Program in Medical and Population Genetics, Broad Institute of MIT and Harvard, Cambridge, MA, USA.
Analytical and Translational Genetics Unit, Massachusetts General Hospital, Boston, MA, USA.
Nature. 2020 May;581(7809):452-458. doi: 10.1038/s41586-020-2329-2. Epub 2020 May 27.
The acceleration of DNA sequencing in samples from patients and population studies has resulted in extensive catalogues of human genetic variation, but the interpretation of rare genetic variants remains problematic. A notable example of this challenge is the existence of disruptive variants in dosage-sensitive disease genes, even in apparently healthy individuals. Here, by manual curation of putative loss-of-function (pLoF) variants in haploinsufficient disease genes in the Genome Aggregation Database (gnomAD), we show that one explanation for this paradox involves alternative splicing of mRNA, which allows exons of a gene to be expressed at varying levels across different cell types. Currently, no existing annotation tool systematically incorporates information about exon expression into the interpretation of variants. We develop a transcript-level annotation metric known as the 'proportion expressed across transcripts', which quantifies isoform expression for variants. We calculate this metric using 11,706 tissue samples from the Genotype Tissue Expression (GTEx) project and show that it can differentiate between weakly and highly evolutionarily conserved exons, a proxy for functional importance.
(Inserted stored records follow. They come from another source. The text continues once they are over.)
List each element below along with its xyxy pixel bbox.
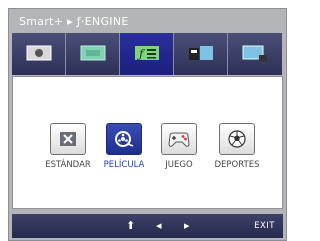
- gamepad-icon: [161, 123, 197, 155]
- mode-label: DEPORTES: [214, 160, 260, 170]
- mode-label: PELÍCULA: [103, 160, 145, 170]
- film-reel-icon: [106, 123, 142, 155]
- right-arrow-icon[interactable]: ▸: [184, 219, 190, 232]
- tab-tracking[interactable]: [174, 33, 228, 75]
- menu-title: Smart+ ▸ ƒ·ENGINE: [19, 15, 129, 28]
- soccer-ball-icon: [219, 123, 255, 155]
- exit-button[interactable]: EXIT: [254, 221, 275, 231]
- tab-f-engine[interactable]: ƒ: [120, 33, 174, 75]
- mode-panel: ESTÁNDAR PELÍCULA JUEGO DEPORTES: [12, 76, 283, 209]
- mode-game[interactable]: JUEGO: [152, 123, 206, 170]
- mode-label: ESTÁNDAR: [45, 160, 91, 170]
- up-arrow-icon[interactable]: ⬆: [126, 219, 135, 232]
- left-arrow-icon[interactable]: ◂: [156, 219, 162, 232]
- mode-sports[interactable]: DEPORTES: [210, 123, 264, 170]
- standard-icon: [50, 123, 86, 155]
- bottom-bar: ⬆ ◂ ▸ EXIT: [12, 214, 283, 238]
- color-icon: [80, 45, 106, 61]
- mode-standard[interactable]: ESTÁNDAR: [41, 123, 95, 170]
- mode-label: JUEGO: [165, 160, 193, 170]
- setup-icon: [242, 45, 267, 61]
- osd-menu: Smart+ ▸ ƒ·ENGINE ƒ ESTÁNDAR PELÍCULA JU…: [8, 8, 287, 241]
- tab-color[interactable]: [66, 33, 120, 75]
- f-engine-icon: ƒ: [135, 46, 159, 61]
- tab-picture[interactable]: [12, 33, 66, 75]
- tracking-icon: [189, 46, 213, 60]
- picture-icon: [26, 45, 52, 61]
- mode-movie[interactable]: PELÍCULA: [97, 123, 151, 170]
- tab-bar: ƒ: [12, 33, 283, 75]
- tab-setup[interactable]: [228, 33, 282, 75]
We demonstrate that expression-based annotation selectively filters 22.8% of falsely annotated pLoF variants found in haploinsufficient disease genes in gnomAD, while removing less than 4% of high-confidence pathogenic variants in the same genes. Finally, we apply our expression filter to the analysis of de novo variants in patients with autism spectrum disorder and intellectual disability or developmental disorders to show that pLoF variants in weakly expressed regions have similar effect sizes to those of synonymous variants, whereas pLoF variants in highly expressed exons are most strongly enriched among cases. Our annotation is fast, flexible and generalizable, making it possible for any variant file to be annotated with any isoform expression dataset, and will be valuable for the genetic diagnosis of rare diseases, the analysis of rare variant burden in complex disorders, and the curation and prioritization of variants in recall-by-genotype studies.
DNA 测序在患者和人群研究样本中的加速发展产生了广泛的人类遗传变异目录,但对罕见遗传变异的解释仍然存在问题。这一挑战的一个显著例子是,即使在明显健康的个体中,剂量敏感疾病基因中的破坏性变异也存在。在这里,通过对基因组聚集数据库(gnomAD)中部分功能丧失(pLoF)变体的人工筛选,我们发现,这种悖论的一个解释涉及 mRNA 的选择性剪接,它允许一个基因的外显子在不同细胞类型中以不同的水平表达。目前,没有现有的注释工具系统地将外显子表达信息纳入变异的解释中。我们开发了一种称为“跨转录体表达比例”的转录水平注释度量标准,用于量化变体的异构体表达。我们使用来自基因型组织表达(GTEx)项目的 11706 个组织样本计算了这个度量标准,并表明它可以区分弱和高度进化保守的外显子,这是功能重要性的一个代理。我们证明,基于表达的注释选择性地筛选了 gnomAD 中部分功能丧失疾病基因中假注释的 pLoF 变体的 22.8%,而在同一基因中去除的高可信度致病性变体不到 4%。最后,我们将我们的表达筛选应用于自闭症谱系障碍和智力残疾或发育障碍患者的新生变体分析,以表明在弱表达区域中的 pLoF 变体与同义变体具有相似的效应大小,而在高表达外显子中的 pLoF 变体在病例中富集程度最高。我们的注释快速、灵活且具有通用性,使得任何变体文件都可以用任何异构体表达数据集进行注释,这对于罕见疾病的遗传诊断、复杂疾病中罕见变体负担的分析以及召回基因型研究中变体的整理和优先级排序都将具有重要价值。